Alerta PIS/PASEP: nova regra de 2026 pode te cortar do abono salarial; confira a exigência
A partir de 2026, o PIS/Pasep terá novas regras que podem excluir milhões de trabalhadores do abono salarial. Entenda mais!
Atualmente, para o calendário de 2025 — referente ao ano-base de 2023 — tem direito ao abono quem recebeu, em média, até dois salários mínimos mensais. Isso significou, na prática, um limite de R$ 2.604 por mês, considerando o salário mínimo daquele ano (R$ 1.320). Esse parâmetro, porém, deixará de existir em breve.
O que muda em 2026
Leia mais: Nova regra de renda do Pis/pasep que entra em vigor em 2026 e a lista de excluídos
A partir de 2026, o teto de renda do PIS/Pasep deixará de acompanhar o valor de dois salários mínimos. A partir dessa data, o cálculo passa a ser corrigido exclusivamente pelo INPC (Índice Nacional de Preços ao Consumidor), o que provocará um achatamento gradual do limite salarial.

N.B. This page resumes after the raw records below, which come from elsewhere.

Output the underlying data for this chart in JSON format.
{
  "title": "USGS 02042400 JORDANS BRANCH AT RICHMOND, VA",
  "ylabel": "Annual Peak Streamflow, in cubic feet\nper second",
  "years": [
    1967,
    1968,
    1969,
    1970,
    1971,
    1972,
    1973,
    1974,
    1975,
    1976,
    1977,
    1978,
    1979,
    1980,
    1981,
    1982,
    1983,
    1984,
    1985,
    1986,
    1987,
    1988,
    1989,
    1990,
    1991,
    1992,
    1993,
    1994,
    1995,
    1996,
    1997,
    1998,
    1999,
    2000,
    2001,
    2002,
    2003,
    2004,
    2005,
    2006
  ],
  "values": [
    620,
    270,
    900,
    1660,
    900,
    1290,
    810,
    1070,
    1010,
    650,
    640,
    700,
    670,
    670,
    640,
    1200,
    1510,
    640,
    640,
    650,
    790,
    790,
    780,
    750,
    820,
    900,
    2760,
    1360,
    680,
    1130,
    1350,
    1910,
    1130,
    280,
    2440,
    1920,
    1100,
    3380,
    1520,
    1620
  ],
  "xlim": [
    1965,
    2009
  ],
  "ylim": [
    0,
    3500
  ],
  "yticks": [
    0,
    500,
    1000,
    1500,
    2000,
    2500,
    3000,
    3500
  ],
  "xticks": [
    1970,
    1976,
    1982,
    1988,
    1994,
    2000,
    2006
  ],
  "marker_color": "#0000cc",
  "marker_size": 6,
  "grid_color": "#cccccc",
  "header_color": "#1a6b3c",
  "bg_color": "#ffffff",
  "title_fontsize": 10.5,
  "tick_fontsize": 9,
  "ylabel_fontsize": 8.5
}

Fim da vinculação ao salário mínimo
A legislação que integra o pacote fiscal de 2024 estabelece que o reajuste será inferior ao ritmo de crescimento do salário mínimo. Enquanto o mínimo continuará sendo corrigido pelo INPC somado à variação do PIB (limitada a 2,5%), o teto do abono salarial terá atualização apenas inflacionária.
Objetivo: cortar gastos e restringir o público
Segundo o governo, a medida foi criada para direcionar melhor os gastos públicos e concentrar o benefício em trabalhadores com menor renda. No entanto, especialistas alertam que, ao longo do tempo, muitos trabalhadores atualmente elegíveis serão excluídos.
Projeções de queda
A advogada e especialista em Direito Empresarial e Contabilidade, Mayra Saitta, estima que o número de beneficiários pode cair entre 30% e 40% já no primeiro ano. Em dois anos, a queda pode chegar a 50%.

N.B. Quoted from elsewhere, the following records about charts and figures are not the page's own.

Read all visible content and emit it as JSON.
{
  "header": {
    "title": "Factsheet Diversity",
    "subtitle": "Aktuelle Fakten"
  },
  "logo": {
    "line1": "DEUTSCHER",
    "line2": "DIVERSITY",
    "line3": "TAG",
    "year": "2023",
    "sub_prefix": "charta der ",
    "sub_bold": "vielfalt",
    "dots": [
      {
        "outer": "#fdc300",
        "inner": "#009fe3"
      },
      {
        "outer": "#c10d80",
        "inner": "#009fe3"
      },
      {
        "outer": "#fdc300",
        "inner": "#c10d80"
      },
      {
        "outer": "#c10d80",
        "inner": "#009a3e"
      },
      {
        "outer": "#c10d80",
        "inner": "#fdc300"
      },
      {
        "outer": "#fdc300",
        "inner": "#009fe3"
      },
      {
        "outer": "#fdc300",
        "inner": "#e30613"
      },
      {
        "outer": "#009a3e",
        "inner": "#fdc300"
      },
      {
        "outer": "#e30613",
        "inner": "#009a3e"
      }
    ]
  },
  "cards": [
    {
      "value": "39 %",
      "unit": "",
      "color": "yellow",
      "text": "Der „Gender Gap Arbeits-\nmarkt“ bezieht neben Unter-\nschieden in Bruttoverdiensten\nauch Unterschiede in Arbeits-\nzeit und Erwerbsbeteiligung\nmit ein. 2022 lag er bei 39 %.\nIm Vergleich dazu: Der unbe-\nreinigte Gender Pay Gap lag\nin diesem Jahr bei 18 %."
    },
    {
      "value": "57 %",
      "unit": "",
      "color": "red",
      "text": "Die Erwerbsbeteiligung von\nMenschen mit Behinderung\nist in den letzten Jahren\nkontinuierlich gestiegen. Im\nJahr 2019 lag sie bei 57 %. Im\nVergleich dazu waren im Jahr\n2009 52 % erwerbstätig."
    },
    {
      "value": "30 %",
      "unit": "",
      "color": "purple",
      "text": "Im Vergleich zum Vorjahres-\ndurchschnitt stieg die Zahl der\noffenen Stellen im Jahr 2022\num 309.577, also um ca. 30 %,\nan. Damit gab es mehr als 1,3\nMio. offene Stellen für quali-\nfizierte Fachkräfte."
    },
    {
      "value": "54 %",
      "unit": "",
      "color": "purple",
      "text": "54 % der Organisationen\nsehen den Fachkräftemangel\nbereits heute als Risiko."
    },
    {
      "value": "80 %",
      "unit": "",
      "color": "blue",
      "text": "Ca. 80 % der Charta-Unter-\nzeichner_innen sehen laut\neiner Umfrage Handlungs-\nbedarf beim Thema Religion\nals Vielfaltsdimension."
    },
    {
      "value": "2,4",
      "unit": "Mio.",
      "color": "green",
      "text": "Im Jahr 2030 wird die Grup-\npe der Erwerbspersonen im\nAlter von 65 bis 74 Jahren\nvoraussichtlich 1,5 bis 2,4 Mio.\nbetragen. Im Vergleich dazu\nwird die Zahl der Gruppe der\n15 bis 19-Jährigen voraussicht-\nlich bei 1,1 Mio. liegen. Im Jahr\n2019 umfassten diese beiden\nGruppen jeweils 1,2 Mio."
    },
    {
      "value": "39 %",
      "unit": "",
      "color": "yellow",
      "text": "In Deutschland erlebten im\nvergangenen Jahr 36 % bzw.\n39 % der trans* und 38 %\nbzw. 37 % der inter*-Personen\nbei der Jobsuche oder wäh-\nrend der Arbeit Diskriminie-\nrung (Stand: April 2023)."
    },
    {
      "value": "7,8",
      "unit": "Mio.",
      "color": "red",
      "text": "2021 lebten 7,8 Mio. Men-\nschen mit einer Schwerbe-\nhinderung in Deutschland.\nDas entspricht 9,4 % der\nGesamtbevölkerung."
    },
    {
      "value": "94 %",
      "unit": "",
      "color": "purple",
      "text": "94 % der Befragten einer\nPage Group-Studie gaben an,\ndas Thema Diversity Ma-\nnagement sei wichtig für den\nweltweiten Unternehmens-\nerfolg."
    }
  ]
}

Teto pode se aproximar de 1,5 salário mínimo
Com o salário mínimo crescendo acima da inflação, o limite de acesso ao PIS/Pasep ficará proporcionalmente menor. Projeções indicam que, em alguns anos, o teto poderá equivaler a cerca de 1,5 salário mínimo, reduzindo de forma expressiva o volume de trabalhadores aptos ao abono.
Impactos imediatos e de longo prazo
A mudança deve afetar tanto empresas quanto trabalhadores, alterando a dinâmica do programa e a expectativa de pagamento anual.
Cenário atual
No calendário do PIS/Pasep 2025, 26,47 milhões de trabalhadores foram considerados elegíveis ao benefício. Desses, aproximadamente 26,31 milhões já tiveram o valor depositado, atingindo uma cobertura superior a 99%. No total, R$ 30,6 bilhões foram pagos.
Cenário futuro
Com o novo limite sendo reajustado pelo INPC, trabalhadores que recebem reajustes acima da inflação — comum em várias categorias — poderão deixar de se enquadrar. Setores como comércio, indústria e serviços devem ser os mais impactados.
Quem será mais afetado
- Profissionais em início de carreira
- Trabalhadores com aumento real de salário
- Funcionários que recebem benefícios adicionais incorporados ao salário
- Categorias que negociam reajustes sem seguir o INPC
Consequência para o orçamento familiar
O abono salarial, que pode chegar ao valor de um salário mínimo, é um alívio importante para trabalhadores de baixa renda. Com a restrição, muitas famílias perderão essa fonte anual de reforço financeiro.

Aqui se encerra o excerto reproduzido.